I am glad you are ok, and its understandable to take a break now and then,,, (you used up all of your breaks though







)

Nice to see that you came back.. since you were one of the first people I "conversed" with on the forum.

LGD


----------



## smitty (Dec 17, 2009)

Thank you lightgeoduck


----------



## e~shot (Jun 3, 2010)

Wow... Smitty is back...


----------



## smitty (Dec 17, 2009)

Hello there eYshot !


----------



## As8MaN (Mar 6, 2011)

Yay! Smittyyyyyy







!!!


----------



## smitty (Dec 17, 2009)

Thanks As8MaN ! Back at four in the morning again...Ha !


----------



## dgui (Jan 12, 2010)

YeeeeHaaaaaa! Smitty's Back!


----------



## The Gopher (Aug 25, 2010)

Glad to have you back Smitty! I took a bit of a break too, mostly just cause i was too busy. So how has the shooting been? it's been a wonderful summer in my neck of the woods, although a bit warm.

Not that we need a daily "where has so-and-so been" thread but where is Joerg? did i miss something?


----------



## NightKnight (Dec 16, 2009)

The Gopher said:


> Not that we need a daily "where has so-and-so been" thread but where is Joerg? did i miss something?


http://slingshotchannel.blogspot.com/2011/07/bye-bye-slingshot-forums.html


----------



## rockslinger (Nov 16, 2010)

Glad you're back, really missed your input...







Jim


----------



## bikermikearchery (Sep 30, 2010)

Thanks for comming back.

Mike


----------



## A+ Slingshots (Jan 22, 2010)

Very glad you are back Smitty, and I want you to know that I feel the same way as you stated!!!! I'm far from perfect, and all too human sometimes.

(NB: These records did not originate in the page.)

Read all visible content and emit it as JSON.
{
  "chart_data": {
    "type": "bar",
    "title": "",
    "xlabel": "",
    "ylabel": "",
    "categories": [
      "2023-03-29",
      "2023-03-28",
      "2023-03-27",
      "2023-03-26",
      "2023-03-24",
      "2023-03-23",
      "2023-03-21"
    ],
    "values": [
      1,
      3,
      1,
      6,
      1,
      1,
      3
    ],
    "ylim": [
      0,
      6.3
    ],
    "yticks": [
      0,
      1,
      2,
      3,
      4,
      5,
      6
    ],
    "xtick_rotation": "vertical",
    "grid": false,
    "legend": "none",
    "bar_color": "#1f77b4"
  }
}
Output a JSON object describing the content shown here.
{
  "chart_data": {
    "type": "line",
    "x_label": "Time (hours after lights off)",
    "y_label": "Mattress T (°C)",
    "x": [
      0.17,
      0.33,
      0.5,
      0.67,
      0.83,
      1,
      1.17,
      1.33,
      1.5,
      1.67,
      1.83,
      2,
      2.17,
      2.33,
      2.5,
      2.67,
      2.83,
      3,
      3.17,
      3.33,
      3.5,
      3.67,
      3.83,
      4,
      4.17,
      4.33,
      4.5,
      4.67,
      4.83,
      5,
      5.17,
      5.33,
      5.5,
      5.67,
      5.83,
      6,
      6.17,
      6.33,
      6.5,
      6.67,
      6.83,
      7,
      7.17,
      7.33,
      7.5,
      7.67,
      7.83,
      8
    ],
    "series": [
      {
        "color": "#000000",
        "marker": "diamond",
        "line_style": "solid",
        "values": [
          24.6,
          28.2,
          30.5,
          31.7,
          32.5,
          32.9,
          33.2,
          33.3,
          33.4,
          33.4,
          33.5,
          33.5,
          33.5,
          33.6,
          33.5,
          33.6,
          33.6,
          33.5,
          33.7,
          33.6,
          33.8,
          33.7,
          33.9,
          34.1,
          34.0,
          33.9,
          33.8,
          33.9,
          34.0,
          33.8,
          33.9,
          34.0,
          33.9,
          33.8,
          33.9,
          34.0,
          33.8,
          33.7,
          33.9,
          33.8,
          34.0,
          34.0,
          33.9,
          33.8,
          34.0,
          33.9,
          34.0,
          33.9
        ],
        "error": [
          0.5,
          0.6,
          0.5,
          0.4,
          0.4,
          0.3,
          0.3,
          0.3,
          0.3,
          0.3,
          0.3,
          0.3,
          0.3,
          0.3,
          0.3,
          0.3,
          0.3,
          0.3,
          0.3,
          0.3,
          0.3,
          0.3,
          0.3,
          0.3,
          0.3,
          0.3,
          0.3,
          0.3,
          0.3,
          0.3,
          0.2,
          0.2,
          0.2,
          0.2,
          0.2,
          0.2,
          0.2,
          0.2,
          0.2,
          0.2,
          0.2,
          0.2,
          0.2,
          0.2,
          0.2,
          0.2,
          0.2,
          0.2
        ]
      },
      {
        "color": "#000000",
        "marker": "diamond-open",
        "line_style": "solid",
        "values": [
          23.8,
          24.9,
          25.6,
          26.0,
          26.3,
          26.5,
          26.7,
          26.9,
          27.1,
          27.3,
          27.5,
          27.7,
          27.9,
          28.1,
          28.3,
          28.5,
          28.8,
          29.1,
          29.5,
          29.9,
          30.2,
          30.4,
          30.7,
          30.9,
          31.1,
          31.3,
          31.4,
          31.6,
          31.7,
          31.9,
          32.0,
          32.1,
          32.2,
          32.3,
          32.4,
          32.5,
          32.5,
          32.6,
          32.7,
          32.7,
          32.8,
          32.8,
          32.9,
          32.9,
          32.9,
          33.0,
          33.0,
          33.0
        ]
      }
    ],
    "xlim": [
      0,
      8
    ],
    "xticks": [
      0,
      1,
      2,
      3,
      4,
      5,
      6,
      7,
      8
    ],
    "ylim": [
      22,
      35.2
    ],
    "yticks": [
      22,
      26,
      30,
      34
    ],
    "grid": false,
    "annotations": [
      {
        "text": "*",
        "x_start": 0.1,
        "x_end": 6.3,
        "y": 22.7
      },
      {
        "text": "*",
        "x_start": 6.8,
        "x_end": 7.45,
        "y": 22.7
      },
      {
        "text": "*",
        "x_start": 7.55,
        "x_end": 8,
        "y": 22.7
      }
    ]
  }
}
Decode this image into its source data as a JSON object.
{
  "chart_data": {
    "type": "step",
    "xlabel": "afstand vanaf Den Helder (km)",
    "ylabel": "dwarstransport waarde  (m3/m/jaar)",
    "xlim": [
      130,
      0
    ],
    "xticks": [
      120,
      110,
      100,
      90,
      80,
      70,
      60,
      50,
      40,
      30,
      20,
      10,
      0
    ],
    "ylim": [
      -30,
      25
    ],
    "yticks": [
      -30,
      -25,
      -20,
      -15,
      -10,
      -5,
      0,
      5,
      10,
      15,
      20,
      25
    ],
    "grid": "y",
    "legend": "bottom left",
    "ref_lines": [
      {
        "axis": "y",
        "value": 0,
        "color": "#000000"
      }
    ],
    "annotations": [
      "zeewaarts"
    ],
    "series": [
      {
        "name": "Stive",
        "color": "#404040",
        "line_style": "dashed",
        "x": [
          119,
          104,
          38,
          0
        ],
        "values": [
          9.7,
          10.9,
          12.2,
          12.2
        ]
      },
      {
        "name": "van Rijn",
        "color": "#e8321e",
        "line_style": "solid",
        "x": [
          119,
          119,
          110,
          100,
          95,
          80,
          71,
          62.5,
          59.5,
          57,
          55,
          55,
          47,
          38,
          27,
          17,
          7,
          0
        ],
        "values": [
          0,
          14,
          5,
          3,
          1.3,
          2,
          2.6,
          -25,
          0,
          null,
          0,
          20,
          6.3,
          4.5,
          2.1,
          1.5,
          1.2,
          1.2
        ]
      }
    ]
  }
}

Now whatcha been shootin' lately???


----------



## Flatband (Dec 18, 2009)

Was concerned about you Bud! Glad you're okay. Never met you Smitty but I get a feel with people and the feel I got about you is a real good one. I'm happy to hear from you and hope all is well! Gary


----------



## Aras (Apr 2, 2011)

I'm glad to see you again! I've started shooting slingshots with your tutorial


----------